Он не доверял своей матери. И Богу. И революционерам. И мужикам (что будут сеять хлеб п собирать урожай, если их не заставлять). И рабочим (что будут работать, если им не установить норм). И тем более не доверял инженерам. Не доверял солдатам и генералам, что будут воевать без штрафных рот и заградотрядов. Не доверял своим приближенным. Не доверял женам и любовницам. И детям своим не доверял. И прав оказывался всегда!
И доверился он одному только человеку – единственному за всю свою безошибочно-недоверчивую жизнь. Перед всем миром этот человек был так решителен в дружелюбии и во враждебности, так круто развернулся из врагов и протянул дружескую руку. Это не был болтун, это был человек дела.
И Сталин поверил ему!
Человек этот был – Адольф Гитлер.
С одобрением и злорадством следил Сталин, как Гитлер чехвостил Польшу, Францию, Бельгию, как самолеты его застилали небо над Англией. Молотов приехал из Берлина перепуганный. Разведчики доносили, что Гитлер стягивает войска к востоку. Убежал в Англию Гесс. Черчилль предупредил Сталина о нападении. Все галки на белорусских осинах и галицийских тополях кричали о войне. Все базарные бабы в его собственной стране пророчили войну со дня на день. Один Сталин оставался невозмутим. Он слал в Германию эшелоны сырья, не укреплял границ, боялся обидеть коллегу.
Он верил Гитлеру!..
Едва-едва не обошлась ему эта вера ценою в голову.
Тем более теперь он окончательно не верил никому!
На это давление недоверия Абакумов мог бы ответить горькими словами, да не смел их сказать. Не надо было играть в деревянные лошадки – призывать этого олуха Попивода и обсуждать с ним фельетоны против Тито. И тех славных ребят, которых Абакумов намечал послать колоть медведя, знавших язык, обычаи, даже Тито в лицо, – не надо было отвергать по анкетам (раз жил за границей – не наш человек), а поручить им, поверить. Теперь-то, конечно, черт его знает, что из этого покушения выйдет. Абакумова самого сердила такая неповоротливость.
Но он знал своего Хозяина! Надо было служить ему на какую-то долю сил – больше половины, но никогда на полную. Сталин не терпел открытого невыполнения. Однако, чересчур удачное выполнение он ненавидел: он усматривал в этом подкоп под свою единственность. Никто, кроме него, не должен был ничего знать, уметь и делать безупречно!
И Абакумов, – как и все сорок пять министров! – по виду натужась в министерской упряжке, тянул вполплеча.
Как царь Мидас своим прикосновением обращал все в золото, так Сталин своим прикосновением обращал все в посредственность.
Но сегодня-таки лицо Сталина по мере абакумовского доклада светлело. И до подробности рассказав о предполагаемом взрыве, министр далее докладывал об арестах в Духовной Академии, потом особенно подробно – об Академии Фрунзе, потом о разведке в портах Южной Кореи, потом...

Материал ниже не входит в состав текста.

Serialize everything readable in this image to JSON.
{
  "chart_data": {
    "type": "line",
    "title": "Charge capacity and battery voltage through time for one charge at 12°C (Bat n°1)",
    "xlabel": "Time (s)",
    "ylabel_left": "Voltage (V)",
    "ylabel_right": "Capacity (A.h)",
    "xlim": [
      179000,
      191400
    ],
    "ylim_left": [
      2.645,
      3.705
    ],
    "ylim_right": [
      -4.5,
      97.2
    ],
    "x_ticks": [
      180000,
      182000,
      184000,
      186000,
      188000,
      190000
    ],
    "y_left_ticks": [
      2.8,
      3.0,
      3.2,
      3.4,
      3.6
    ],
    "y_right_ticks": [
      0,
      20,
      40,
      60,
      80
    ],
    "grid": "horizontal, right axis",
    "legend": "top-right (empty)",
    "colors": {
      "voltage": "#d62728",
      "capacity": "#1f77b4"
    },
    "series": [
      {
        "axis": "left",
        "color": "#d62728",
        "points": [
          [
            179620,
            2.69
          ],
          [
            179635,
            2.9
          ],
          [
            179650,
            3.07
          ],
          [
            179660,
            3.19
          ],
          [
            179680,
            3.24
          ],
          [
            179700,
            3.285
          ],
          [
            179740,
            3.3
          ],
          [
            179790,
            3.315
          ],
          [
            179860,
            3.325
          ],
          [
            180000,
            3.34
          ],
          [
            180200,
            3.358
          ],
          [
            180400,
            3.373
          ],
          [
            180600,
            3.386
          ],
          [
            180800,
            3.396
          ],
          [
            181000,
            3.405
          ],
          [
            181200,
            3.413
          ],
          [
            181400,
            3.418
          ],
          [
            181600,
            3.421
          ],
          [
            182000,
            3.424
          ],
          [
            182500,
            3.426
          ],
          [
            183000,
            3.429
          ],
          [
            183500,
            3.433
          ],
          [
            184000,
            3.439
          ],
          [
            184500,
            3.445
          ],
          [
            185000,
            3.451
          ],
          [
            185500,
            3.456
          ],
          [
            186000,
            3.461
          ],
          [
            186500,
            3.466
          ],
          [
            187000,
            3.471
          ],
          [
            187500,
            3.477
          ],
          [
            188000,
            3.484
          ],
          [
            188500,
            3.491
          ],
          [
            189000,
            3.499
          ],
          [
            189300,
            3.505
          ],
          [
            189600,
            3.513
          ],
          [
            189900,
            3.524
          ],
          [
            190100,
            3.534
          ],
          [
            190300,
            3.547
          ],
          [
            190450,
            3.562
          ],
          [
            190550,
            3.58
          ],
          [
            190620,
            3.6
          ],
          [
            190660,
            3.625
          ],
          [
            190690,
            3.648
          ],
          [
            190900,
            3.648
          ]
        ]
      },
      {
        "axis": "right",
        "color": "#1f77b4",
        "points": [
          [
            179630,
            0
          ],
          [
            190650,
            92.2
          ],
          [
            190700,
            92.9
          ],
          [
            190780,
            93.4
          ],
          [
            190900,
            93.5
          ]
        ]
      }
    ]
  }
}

По прямому долгу и по здравому смыслу он должен был сейчас доложить о сегодняшнем телефонном звонке в американское посольство. Но мог и не говорить: он мог бы думать, что об этом уже доложил Берия или Вышинский, а еще верней – ему самому могли в эту ночь не доложить. Именно из-за того, что, никому не доверяя, Сталин развел параллелизм, каждый запряженный мог тянуть вполплеча. Выгодней было пока не выскакивать с обещанием найти преступника посредством спецтехники. Всякого же упоминания о телефоне он вдвойне сегодня боялся, чтобы Хозяин не вспомнил секретную телефонию. И Абакумов старался даже не смотреть на настольный телефон, чтобы глазами не навести на него Вождя.